Chin Shaving in Turkey "Routine" and "ritual" have different meanings. To be reminded just how different, men should suspend their routine daily shave for a week. Then head for Turkey, dive into any barber shop, and settle back in the creaky old chair for a ritual that turns shaving into sport.

If, like me, you have pale skin and light facial hair, your arrival will cause a certain amount of amusement. Nonetheless, you will be treated with care and courtesy. A small boy will be dispatched to the nearest tea house for a glass of the sweet, strong brew. The barber, meanwhile, prepares your skin in the manner of icing a cake, plastering it with lather.

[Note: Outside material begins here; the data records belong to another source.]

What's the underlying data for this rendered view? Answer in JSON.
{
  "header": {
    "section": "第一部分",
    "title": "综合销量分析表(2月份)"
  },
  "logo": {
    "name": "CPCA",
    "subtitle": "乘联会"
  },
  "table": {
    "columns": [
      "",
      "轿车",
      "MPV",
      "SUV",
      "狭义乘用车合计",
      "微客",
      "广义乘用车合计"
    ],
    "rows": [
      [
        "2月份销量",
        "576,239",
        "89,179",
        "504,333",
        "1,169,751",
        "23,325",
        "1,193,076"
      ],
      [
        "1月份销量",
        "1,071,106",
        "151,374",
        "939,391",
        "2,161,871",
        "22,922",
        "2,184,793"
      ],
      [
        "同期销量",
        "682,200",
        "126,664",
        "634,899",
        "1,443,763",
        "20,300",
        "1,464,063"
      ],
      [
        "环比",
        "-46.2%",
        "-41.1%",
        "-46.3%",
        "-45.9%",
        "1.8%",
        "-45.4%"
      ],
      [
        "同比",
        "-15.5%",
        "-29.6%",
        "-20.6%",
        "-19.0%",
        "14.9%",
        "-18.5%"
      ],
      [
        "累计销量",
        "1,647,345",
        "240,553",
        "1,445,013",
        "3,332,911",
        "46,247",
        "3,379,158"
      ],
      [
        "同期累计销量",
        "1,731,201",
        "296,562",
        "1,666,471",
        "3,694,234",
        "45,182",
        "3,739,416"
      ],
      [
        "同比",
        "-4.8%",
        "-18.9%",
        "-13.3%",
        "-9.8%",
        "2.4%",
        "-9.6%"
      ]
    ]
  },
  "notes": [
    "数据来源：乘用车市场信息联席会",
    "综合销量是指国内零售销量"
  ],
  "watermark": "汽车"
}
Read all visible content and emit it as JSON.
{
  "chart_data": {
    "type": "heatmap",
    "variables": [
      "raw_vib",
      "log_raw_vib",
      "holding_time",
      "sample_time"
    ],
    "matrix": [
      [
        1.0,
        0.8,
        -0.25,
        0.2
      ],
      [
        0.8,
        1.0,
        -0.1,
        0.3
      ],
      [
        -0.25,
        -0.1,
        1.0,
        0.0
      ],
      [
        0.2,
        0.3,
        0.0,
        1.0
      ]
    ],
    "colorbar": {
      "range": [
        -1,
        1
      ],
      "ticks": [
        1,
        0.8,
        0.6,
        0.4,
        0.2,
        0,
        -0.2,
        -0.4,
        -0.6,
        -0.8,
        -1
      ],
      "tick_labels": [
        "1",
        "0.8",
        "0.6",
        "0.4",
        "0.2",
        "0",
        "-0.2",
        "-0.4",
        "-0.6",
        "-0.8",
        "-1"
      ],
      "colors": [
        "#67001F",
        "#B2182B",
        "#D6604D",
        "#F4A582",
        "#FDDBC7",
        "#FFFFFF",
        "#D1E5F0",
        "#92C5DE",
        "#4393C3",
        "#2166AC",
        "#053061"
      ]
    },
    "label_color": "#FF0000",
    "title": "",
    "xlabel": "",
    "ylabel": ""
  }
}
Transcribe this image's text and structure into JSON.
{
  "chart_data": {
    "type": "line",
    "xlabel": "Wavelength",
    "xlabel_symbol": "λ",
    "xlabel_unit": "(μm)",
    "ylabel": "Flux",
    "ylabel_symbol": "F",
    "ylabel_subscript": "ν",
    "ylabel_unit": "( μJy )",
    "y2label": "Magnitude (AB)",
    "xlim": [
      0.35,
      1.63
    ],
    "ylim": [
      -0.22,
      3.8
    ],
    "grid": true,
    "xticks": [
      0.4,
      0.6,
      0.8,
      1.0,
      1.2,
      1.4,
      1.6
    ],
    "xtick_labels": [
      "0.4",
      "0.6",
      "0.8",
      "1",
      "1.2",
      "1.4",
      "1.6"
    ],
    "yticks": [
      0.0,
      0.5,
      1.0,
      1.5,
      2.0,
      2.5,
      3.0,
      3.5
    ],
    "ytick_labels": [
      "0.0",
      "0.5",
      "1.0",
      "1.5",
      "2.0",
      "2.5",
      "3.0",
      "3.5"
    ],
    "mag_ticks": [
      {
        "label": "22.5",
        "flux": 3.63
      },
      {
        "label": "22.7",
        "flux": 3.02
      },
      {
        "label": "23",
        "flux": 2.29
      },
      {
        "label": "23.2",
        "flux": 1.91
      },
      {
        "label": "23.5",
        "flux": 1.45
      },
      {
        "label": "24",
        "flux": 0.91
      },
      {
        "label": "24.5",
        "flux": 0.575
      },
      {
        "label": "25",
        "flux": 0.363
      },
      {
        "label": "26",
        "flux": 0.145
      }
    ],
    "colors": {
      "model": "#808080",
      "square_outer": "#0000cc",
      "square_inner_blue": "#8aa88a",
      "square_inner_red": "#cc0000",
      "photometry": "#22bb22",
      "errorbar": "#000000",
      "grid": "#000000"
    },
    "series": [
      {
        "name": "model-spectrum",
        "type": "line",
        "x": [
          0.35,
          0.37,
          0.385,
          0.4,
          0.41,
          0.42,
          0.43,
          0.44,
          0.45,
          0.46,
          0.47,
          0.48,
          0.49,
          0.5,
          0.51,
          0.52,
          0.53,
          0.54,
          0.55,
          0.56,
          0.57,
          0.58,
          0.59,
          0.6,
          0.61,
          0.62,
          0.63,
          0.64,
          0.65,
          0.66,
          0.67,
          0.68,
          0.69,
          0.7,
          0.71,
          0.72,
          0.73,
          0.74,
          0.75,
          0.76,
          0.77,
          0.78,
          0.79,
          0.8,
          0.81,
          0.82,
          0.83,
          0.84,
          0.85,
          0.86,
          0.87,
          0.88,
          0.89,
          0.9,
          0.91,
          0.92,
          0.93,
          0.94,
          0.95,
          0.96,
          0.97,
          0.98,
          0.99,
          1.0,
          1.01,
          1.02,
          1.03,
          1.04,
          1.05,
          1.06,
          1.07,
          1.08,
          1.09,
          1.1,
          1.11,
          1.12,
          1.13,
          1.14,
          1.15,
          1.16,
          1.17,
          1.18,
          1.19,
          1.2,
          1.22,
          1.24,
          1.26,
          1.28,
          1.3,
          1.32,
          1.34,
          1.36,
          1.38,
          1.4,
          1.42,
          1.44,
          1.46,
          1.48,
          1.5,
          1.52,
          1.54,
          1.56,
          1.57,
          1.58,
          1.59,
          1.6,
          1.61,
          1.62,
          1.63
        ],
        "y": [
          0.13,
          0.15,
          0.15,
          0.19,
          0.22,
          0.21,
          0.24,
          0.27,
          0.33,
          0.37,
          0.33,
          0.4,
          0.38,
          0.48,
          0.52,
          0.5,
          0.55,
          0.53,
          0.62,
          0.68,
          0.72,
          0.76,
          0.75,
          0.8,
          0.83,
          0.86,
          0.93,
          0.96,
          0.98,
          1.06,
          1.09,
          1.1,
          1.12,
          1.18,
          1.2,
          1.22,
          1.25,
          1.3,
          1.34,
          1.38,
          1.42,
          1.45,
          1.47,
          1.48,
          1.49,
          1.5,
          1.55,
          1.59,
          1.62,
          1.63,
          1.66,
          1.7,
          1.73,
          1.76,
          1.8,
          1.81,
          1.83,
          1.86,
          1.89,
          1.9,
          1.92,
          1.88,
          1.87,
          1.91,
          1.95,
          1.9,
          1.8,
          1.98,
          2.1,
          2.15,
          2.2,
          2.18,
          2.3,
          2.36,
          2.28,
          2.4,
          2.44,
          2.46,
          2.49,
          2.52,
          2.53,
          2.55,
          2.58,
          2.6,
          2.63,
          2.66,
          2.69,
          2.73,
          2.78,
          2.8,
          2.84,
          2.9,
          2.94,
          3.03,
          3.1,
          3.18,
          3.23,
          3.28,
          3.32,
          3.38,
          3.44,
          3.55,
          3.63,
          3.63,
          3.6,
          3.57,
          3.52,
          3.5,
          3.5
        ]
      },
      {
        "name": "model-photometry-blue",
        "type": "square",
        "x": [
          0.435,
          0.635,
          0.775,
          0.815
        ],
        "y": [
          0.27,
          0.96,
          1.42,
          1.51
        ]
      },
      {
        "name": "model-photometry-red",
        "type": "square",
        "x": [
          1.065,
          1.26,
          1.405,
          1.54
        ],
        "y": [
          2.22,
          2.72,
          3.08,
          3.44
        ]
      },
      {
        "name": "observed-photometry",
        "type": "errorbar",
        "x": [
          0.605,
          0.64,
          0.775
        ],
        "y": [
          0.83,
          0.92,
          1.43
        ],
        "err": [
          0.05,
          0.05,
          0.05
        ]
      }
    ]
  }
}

Then the blade appears, with quick strokes deftly slicing through the foam. Dead skin is sloughed off, along with the ruthlessly pared facial hairs. Then a spirit is applied - and set alight, to burn off any remaining fluff. Fortunately the flames are extinguished quickly.

One final part of the ritual: powerful hands knead away the stresses in your neck and shoulders, then the whole ritual is climaxed by a sharp, upward jerk.

You don't quite know whether to caress the new, smooth skin, or just check if your head is still screwed on correctly. Don't try this at home. Simon Calder

Flights to Istanbul: from pounds 150 return. A shave: about 50p.